The Oxford English Dictionary suggests that an eighteenth-century coffee room had a slightly different function than the more familiar coffeehouse. It describes a coffee room as “a public room where coffee and similar refreshments are served; now, generally, the name of the public dining-room in a hotel.” On the other hand, a coffeehouse was “a house of entertainment where coffee and other refreshments are supplied. (Much frequented in 17th and 18th c. for the purpose of political and literary conversation, circulation of news, etc.)” The OED adds an additional note that “[t]he places now so called have lost this character, and are simply refreshment-houses.” Coffeehouses had distinctive cultural functions in the early modern Atlantic world, but it does not appear that Hepburn attempted to operate that sort of establishment, at least not initially. Perhaps once she successfully established her coffee room she hoped to expand its offerings. At its initial launch, however, she limited it to breakfast alone. She did not advertise a gathering place for merchants and others to meet at all times throughout the day.

The OED also sheds light on what Hepburn and potential customers imagined when they thought of an ordinary: “an inn, public house, tavern, etc., where meals are provided at a fixed price; the room in such a building where this type of meal is provided.” (This meaning is now considered historical and archaic.) Hepburn did not, however, extend an open invitation to residents and visitors to Savannah to visit her ordinary to purchase meals. She restricted it to “eight Gentlemen” who would also board at her house for an extended period. She planned to open her coffee room immediately, but the ordinary was delayed until “the number of her boarders is compleated.”

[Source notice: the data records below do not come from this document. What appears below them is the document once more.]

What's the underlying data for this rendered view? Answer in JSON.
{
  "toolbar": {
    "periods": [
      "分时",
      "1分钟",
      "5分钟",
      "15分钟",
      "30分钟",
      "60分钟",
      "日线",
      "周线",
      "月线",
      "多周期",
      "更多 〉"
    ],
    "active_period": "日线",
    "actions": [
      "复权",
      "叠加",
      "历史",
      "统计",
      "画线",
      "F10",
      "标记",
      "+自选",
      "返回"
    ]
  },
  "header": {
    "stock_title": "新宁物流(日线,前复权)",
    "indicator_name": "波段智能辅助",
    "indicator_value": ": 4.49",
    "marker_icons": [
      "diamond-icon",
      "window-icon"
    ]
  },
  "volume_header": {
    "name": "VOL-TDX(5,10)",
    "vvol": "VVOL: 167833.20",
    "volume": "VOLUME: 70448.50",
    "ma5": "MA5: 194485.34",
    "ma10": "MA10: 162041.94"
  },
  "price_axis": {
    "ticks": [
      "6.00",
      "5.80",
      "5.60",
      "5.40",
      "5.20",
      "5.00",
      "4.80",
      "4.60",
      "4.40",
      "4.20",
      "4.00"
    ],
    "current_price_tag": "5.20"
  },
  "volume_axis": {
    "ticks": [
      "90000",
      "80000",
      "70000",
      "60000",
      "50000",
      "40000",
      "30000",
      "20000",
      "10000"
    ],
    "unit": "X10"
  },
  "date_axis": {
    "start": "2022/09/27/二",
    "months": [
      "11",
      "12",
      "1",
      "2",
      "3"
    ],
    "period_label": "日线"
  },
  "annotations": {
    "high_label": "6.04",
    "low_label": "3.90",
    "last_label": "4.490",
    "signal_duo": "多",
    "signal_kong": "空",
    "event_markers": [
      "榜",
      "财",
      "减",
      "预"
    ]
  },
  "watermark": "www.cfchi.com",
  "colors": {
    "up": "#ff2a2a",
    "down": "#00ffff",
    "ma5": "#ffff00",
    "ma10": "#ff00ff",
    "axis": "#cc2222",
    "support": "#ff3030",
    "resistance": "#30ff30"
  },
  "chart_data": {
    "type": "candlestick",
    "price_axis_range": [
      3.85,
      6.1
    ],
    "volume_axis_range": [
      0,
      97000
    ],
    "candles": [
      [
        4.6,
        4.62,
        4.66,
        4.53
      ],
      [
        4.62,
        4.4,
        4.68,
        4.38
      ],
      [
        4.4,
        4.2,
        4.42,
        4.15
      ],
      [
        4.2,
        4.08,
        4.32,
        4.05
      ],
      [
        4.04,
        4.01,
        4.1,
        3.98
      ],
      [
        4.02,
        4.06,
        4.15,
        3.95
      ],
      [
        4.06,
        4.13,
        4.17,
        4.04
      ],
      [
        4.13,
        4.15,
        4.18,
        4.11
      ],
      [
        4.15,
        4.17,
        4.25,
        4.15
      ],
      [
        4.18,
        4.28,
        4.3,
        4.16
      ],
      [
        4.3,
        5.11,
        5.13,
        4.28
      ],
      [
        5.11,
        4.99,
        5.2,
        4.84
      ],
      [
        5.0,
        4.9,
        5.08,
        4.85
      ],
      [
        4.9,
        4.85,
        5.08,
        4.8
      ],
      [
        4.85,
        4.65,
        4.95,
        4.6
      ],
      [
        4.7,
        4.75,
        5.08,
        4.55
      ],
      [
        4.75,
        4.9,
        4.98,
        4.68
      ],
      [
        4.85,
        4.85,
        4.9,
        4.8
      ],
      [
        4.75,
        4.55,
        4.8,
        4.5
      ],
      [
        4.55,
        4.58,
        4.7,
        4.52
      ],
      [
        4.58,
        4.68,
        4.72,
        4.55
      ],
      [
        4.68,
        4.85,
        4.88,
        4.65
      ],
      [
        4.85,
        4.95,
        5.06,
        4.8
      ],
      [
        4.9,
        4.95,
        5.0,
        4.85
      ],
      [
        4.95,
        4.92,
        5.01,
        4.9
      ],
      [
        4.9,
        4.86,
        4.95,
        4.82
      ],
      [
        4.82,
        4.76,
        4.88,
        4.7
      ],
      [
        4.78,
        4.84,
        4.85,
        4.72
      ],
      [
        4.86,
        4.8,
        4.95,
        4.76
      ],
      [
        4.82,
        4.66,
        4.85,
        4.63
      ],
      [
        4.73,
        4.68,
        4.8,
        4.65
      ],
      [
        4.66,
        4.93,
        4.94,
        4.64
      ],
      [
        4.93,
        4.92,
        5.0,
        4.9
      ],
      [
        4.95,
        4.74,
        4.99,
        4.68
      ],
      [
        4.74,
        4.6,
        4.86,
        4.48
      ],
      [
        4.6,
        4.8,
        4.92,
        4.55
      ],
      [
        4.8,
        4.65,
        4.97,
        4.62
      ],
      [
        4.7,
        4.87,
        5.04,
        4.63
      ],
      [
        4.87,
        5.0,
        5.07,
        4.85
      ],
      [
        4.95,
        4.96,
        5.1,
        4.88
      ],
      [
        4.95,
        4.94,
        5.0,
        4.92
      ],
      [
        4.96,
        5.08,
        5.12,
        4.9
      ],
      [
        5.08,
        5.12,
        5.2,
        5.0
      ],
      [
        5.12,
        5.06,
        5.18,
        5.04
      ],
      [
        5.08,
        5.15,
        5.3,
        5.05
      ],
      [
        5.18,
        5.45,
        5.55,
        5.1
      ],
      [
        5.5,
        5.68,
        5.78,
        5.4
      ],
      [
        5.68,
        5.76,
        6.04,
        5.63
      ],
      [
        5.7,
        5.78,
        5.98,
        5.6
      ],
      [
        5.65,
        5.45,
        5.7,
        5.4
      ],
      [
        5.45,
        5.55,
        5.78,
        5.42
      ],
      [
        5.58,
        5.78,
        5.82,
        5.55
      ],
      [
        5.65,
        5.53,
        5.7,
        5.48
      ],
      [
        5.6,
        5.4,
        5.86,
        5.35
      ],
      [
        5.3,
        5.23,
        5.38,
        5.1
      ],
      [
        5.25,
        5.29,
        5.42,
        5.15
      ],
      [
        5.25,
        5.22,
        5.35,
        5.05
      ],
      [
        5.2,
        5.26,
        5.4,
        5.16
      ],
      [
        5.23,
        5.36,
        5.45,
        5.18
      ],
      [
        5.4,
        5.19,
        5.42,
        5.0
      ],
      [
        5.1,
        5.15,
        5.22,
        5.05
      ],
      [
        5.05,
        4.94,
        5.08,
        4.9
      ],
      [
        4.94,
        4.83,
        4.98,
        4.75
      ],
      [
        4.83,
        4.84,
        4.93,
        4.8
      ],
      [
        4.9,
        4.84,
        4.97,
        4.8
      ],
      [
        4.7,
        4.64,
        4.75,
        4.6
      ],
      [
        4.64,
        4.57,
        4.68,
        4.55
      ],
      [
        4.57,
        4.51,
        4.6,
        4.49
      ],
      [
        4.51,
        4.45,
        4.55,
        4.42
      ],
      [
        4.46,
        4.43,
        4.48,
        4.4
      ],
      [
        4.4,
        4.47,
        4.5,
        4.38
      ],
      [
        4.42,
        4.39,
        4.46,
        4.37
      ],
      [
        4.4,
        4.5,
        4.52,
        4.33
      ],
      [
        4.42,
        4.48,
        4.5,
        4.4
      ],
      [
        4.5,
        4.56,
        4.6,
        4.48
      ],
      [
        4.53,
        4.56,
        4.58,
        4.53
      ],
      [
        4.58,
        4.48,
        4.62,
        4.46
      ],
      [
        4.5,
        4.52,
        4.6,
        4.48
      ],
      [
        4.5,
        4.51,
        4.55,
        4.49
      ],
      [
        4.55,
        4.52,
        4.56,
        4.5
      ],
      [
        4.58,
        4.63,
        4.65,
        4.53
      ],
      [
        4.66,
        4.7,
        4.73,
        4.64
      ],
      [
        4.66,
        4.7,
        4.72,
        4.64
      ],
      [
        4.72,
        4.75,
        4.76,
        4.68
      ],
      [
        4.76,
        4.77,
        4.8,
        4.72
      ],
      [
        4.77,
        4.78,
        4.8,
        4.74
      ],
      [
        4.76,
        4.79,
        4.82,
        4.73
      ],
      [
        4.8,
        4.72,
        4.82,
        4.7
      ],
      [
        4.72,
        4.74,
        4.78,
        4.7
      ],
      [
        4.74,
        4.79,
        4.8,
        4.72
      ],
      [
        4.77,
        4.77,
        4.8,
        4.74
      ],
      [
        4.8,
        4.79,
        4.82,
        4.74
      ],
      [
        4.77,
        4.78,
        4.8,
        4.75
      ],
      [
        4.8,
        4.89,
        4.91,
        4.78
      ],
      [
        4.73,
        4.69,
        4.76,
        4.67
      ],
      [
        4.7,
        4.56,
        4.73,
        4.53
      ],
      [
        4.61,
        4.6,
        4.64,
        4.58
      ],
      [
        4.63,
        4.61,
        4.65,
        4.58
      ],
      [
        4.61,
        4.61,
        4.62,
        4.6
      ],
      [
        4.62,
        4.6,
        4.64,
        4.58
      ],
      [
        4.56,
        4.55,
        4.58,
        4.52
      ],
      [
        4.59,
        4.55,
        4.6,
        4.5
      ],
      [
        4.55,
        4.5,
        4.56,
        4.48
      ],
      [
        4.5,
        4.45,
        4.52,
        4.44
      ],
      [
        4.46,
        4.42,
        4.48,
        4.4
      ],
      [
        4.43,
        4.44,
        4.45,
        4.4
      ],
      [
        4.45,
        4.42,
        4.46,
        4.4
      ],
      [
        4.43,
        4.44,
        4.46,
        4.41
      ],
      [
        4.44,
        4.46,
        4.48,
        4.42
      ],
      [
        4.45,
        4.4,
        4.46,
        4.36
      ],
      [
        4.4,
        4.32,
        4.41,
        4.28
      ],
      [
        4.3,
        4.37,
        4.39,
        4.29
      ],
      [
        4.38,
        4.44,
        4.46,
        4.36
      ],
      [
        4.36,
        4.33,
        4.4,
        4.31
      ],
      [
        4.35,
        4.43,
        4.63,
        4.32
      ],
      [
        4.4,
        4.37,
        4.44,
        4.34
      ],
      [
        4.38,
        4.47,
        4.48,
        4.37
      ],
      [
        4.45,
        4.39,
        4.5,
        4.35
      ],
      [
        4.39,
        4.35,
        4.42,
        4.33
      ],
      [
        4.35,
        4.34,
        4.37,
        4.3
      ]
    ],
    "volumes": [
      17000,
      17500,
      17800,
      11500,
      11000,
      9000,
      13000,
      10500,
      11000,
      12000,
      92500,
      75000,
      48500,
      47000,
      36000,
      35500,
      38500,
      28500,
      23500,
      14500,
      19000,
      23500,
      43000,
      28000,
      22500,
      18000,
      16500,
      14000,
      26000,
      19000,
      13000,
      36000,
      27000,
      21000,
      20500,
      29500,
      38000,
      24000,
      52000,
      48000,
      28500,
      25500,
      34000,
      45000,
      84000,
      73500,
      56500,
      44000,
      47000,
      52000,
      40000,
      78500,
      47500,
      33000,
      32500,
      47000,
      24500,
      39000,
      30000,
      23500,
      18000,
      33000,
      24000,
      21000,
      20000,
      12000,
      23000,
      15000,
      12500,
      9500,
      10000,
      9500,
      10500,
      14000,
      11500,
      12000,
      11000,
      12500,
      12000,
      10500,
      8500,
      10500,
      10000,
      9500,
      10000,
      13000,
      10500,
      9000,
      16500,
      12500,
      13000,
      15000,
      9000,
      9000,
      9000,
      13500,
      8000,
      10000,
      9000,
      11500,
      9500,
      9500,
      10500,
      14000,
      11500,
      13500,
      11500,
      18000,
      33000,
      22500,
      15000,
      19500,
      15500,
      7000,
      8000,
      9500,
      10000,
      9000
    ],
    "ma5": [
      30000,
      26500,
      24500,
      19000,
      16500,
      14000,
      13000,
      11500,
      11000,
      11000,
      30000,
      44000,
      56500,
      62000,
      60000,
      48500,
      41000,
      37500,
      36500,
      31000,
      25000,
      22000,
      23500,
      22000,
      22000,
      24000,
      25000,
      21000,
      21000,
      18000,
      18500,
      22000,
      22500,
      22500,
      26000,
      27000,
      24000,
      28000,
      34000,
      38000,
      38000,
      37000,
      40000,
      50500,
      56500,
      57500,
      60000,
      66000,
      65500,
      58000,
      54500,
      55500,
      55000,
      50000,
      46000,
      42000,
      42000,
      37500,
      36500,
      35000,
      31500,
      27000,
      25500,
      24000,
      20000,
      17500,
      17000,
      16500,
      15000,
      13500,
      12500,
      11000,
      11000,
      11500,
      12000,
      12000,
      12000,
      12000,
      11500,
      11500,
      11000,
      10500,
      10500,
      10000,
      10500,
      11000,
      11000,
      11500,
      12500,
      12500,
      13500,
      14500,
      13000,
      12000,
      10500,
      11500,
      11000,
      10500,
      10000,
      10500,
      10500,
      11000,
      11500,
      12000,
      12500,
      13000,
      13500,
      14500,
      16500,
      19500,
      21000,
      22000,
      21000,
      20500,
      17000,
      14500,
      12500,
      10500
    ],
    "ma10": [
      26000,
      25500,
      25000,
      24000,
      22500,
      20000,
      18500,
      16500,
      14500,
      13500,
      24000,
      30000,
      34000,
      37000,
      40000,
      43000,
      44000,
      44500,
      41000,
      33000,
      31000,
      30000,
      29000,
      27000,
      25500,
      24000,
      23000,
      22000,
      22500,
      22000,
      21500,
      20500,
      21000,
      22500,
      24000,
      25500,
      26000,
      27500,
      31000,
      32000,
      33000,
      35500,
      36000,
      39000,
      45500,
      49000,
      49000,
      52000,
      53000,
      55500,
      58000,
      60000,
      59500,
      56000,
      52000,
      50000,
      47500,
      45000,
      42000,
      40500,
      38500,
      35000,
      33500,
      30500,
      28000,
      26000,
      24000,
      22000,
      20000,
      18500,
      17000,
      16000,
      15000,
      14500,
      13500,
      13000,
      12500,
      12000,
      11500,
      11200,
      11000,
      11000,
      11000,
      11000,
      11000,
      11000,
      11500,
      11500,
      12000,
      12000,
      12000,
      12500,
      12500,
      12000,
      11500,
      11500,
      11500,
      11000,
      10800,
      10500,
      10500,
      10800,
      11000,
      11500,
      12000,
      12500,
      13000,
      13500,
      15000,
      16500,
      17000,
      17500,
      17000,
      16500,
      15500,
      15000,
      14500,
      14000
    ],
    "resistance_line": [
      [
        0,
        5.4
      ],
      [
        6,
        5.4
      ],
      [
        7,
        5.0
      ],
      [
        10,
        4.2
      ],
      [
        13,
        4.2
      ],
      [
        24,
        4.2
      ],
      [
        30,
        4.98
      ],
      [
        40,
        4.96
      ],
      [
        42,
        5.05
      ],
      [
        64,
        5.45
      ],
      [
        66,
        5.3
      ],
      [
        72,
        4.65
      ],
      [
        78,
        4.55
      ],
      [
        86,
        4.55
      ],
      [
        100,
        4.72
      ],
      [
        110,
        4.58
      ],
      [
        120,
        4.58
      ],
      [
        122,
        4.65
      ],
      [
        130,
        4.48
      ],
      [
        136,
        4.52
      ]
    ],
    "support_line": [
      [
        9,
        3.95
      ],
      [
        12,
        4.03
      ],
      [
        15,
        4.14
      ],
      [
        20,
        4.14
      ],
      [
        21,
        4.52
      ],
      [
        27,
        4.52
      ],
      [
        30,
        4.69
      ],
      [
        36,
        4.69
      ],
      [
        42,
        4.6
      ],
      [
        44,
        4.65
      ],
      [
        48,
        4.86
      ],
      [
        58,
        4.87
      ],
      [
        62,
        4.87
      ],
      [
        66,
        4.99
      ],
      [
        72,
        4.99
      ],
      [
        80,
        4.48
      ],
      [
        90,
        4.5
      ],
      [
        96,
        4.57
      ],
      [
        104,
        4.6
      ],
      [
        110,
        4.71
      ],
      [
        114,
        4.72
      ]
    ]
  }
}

Hepburn sold food and drink and provided lodging, yet she did not operate a tavern, an inn, or a coffeehouse. She sought to establish a different, yet related, kind of service in Savannah for select clientele, “the first attempt of this kind” in the city. If her efforts met with success, perhaps she considered expanding the scope of her enterprise, but she started on a smaller scale while she established her footing in the local marketplace.